Des yeux lançant des étincelles, des flammes, comme celles de la troupe « Chanpwèl », par intermittence.

Cyprien a joué sur deux tableaux en matière temporelle. Il a impliqué le temps historique : la pièce sur Castro et le temps des reminiscences, avec sa touche à la Picasso. Pour lui, sans doute, Fidel Castro a ouvert la voie sur un aspect sempiternel. Comme un airain, le temps marque sa présence dans la pièce.

L’autre aspect du temps - la question des reminiscences, des souvenirs renvoie aux émotions personnelles de l’artiste devant son respect et sa passion pour le grand peintre. D’autres œuvres de l’artiste méritent notre attention, tels que Le petit liseur –un enfant ou un jeune s’allonge pour lire, un livre en main.
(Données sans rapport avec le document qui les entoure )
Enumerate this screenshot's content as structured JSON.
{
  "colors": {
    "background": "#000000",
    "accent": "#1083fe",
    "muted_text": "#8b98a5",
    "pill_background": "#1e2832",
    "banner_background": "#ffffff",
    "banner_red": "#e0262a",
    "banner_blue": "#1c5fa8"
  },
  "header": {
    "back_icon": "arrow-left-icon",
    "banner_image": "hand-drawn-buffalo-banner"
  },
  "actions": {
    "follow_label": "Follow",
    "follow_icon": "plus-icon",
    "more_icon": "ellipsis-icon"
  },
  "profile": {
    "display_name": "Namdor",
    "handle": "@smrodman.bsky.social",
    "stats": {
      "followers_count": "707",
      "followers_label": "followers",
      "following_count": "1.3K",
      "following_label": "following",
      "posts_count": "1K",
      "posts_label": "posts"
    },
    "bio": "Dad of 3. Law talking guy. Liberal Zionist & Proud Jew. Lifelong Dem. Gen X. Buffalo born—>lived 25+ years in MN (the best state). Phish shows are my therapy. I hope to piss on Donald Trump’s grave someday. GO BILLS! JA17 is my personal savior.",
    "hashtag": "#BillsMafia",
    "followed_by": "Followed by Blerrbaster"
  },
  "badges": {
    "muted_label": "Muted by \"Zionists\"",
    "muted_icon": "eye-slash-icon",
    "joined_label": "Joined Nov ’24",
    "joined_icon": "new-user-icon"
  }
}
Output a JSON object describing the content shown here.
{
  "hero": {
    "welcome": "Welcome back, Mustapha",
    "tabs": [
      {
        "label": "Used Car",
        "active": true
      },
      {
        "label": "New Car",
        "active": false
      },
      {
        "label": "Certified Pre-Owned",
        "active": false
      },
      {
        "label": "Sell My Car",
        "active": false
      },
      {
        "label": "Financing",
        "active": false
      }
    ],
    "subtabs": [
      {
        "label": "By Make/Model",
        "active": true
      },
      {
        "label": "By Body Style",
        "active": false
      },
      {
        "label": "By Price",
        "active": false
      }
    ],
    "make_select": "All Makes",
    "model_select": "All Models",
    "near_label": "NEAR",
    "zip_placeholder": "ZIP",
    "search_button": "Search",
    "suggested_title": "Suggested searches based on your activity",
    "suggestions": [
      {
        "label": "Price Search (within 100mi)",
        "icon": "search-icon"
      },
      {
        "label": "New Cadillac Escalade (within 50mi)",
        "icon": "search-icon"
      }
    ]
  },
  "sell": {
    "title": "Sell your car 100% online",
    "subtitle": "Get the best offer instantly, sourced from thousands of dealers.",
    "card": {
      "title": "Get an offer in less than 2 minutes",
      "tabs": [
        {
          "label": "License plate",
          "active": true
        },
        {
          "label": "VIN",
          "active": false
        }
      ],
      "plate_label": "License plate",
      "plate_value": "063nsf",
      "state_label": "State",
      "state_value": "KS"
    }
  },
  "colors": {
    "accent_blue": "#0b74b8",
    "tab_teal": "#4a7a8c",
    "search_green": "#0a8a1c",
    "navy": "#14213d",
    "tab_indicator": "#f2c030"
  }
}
L’homme sur la béquille, une œuvre forte et marquante. D’autres œuvres susceptibles d’intéresser le visiteur.

D’ailleurs, aucun nom n’est attaché à aucune œuvre. Ce dernier est libre d’y ajouter selon son imagination, et ce que lui dicte son cœur.

Cette exposition a montré comment Bel-Air peut se parer, comme au temps de « Ti bout », pour recevoir et accueillir le public sélect des grands jours.

Nou pran lari a a touché quelques têtes parmi les plus concernées. Les autres viendront. Ils ont raté la première manche. Ils seront invités, à nouveau, de manière spéciale, à visiter cette exposition au Bel-Air. Bel Art attend les visiteurs touchés par son exploit à braver leur peur.

Le public a beaucoup aimé l’expo, le cadre du Bel-Art. Un lieu prêt à organiser, au centre-ville, des shows.

Certains opérateurs culturels présents, à cette grande première, ont pris note.